To validate our model, we need to segregate the data into a training dataset and a testing dataset, we will use 75% and 25% of the data, randomly chosen, as these respective subsets:
perm = randperm(length(data))
train_till = round(Int, length(data) * 3/4)
training_subidx = sort!(perm[1:train_till])
testing_subidx = sort!(perm[train_till+1:end]);
training_subset = data[training_subidx]
testing_subset = data[testing_subidx]
In order to make sure that our analysis is as close as possible as that conducted by Microsoft, we’ll select the same set of predictor variables that they did:
features_train = [revol_util_train int_rate_train mths_since_last_record_train annual_inc_joint_train total_rec_prncp_train all_util_train]
Further, we need to create a vector of labels which labels each loan as good or bad:
labels = collect(map(x->x in bad_statuses, data))
import NullableArrays: dropnull
findnonnulls(xs::Columns) = find(x->!any(map(isnull, x)), xs)
function input_matrix(table, fields)
float_features = collect(values(table, fields))
tmp = findnonnulls(float_features) # indices of the rows where all fields are non-null
nzidxs = collect(keys(table,1)[tmp]) # corresponding indices in the table
reduce(hcat, map(dropnull, columns(float_features[tmp]))), values(labels[nzidxs]) # matrix, label vector
end
The random forest model needs us to create two arrays — one, a vector of labels, and the other being the corresponding feature matrix. For the label vector, we reuse the index vector used above (when extracting the training subset of the original data to extract the corresponding subset of the labels
label vector). For the construction of the feature matrix, we extract the columns for our selected features from the distributed JuliaDB table, gather those columns to the master process, and finally concatenate the resulting vectors into our feature matrix.
Having done this, we can now call the build_forest
function from the DecisionTree.jl package.

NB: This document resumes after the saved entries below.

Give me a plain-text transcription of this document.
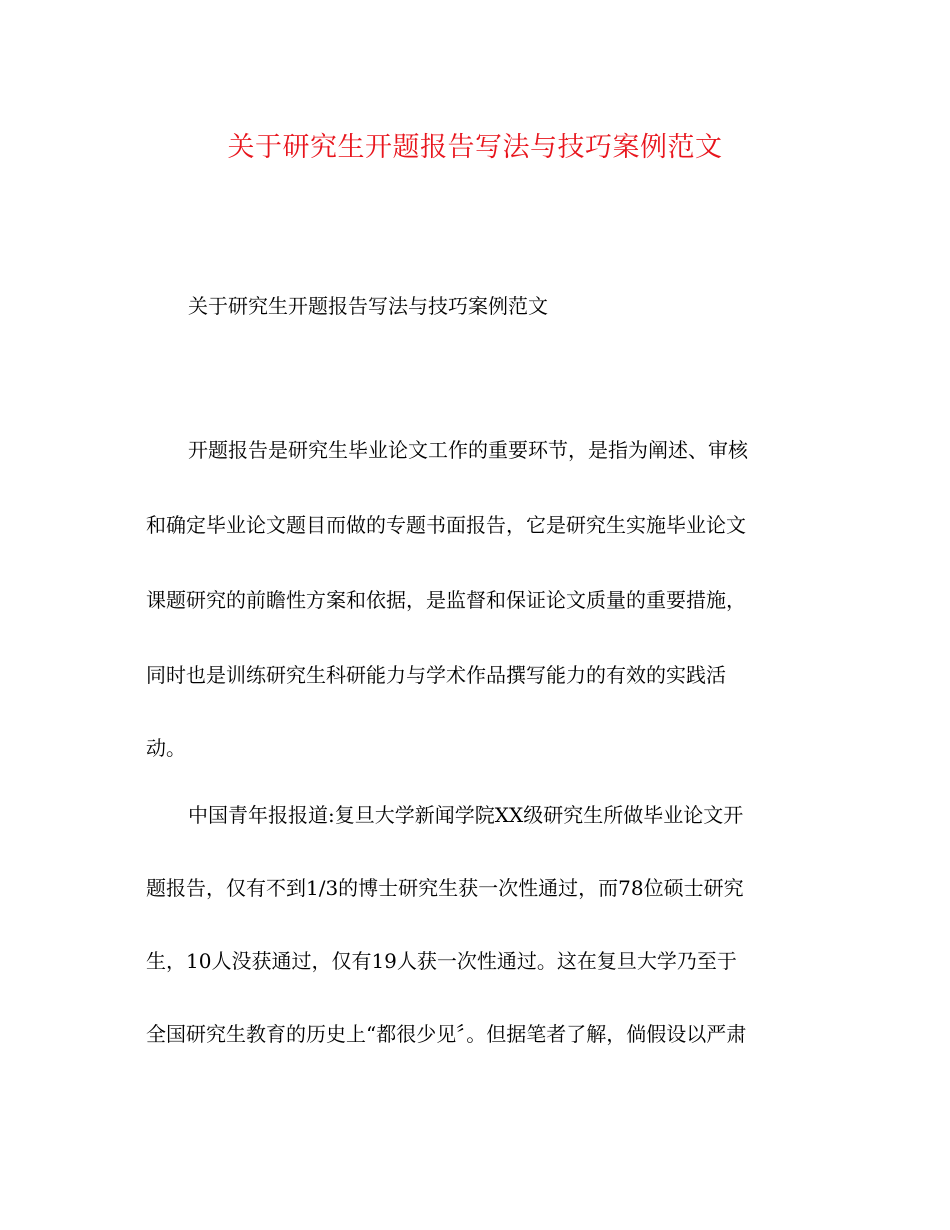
关于研究生开题报告写法与技巧案例范文

关于研究生开题报告写法与技巧案例范文

开题报告是研究生毕业论文工作的重要环节，是指为阐述、审核

和确定毕业论文题目而做的专题书面报告，它是研究生实施毕业论文

课题研究的前瞻性方案和依据，是监督和保证论文质量的重要措施，

同时也是训练研究生科研能力与学术作品撰写能力的有效的实践活

动。

中国青年报报道:复旦大学新闻学院XX级研究生所做毕业论文开

题报告，仅有不到1/3的博士研究生获一次性通过，而78位硕士研究

生，10人没获通过，仅有19人获一次性通过。这在复旦大学乃至于

全国研究生教育的历史上“都很少见〞。但据笔者了解，倘假设以严肃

training_matrix, train_labels = input_matrix(training_subset, numeric_features)
model = build_forest(train_labels, training_matrix, 3, 10, 0.8, 6)
# 0.512169 seconds (7.67 k allocations: 440.766 KiB)
# Out[98]:
# Ensemble of Decision Trees
# Trees: 10
# Avg Leaves: 41.8
# Avg Depth: 8.0
Should we want to save our model to reuse at a later time, we can store it to our disk.
f = open(" loanmodel.jls", "w")
serialize(f, model)
close(f)
We can now test our model on the rest of the data. To do this, we will generate predictions in parallel across all workers by mapping the “apply_forest” function onto every row of the JuliaDB dataset.
features_test, test_labels = input_matrix(testing_subset, numeric_features)
@time predictions = mapslices(features_test, 2) do fs
DecisionTree.apply_forest(model, fs)
end;
# => 0.234474 seconds (36.23 k allocations: 1.964 MiB)
With our set of predictions, we construct a ROC curve using the ROC.jl package and calculate the area under the curve to find a single measure of how predictive our trained model is on the dataset.
# Receiver Operating Characteristics curve
using ROC
curve = roc(convert(Vector{Float64}, predictions[:]),convert(BitArray{1}, test_labels))
# An ROC plot in Gadfly with data calculuated using ROC.jl
plot(layer(x=curve.FPR, y=curve.TPR, Geom.line),
layer(x = linspace(0.0,1.0,101), y = linspace(0.0,1.0,101),
Geom.line, Theme(default_color=colorant"red")), Guide.title("ROC"),
Guide.xlabel("False Positive Rate"),Guide.ylabel("True Positive Rate"))
The ROC would look like this.
The area under the curve is:
# Area Under Curve
AUC(curve)
# => 0.7291976225854385
We have shown how to use JuliaDB to create a model predicting the quality of a loan, combining data access and sophisticated analysis in a single environment.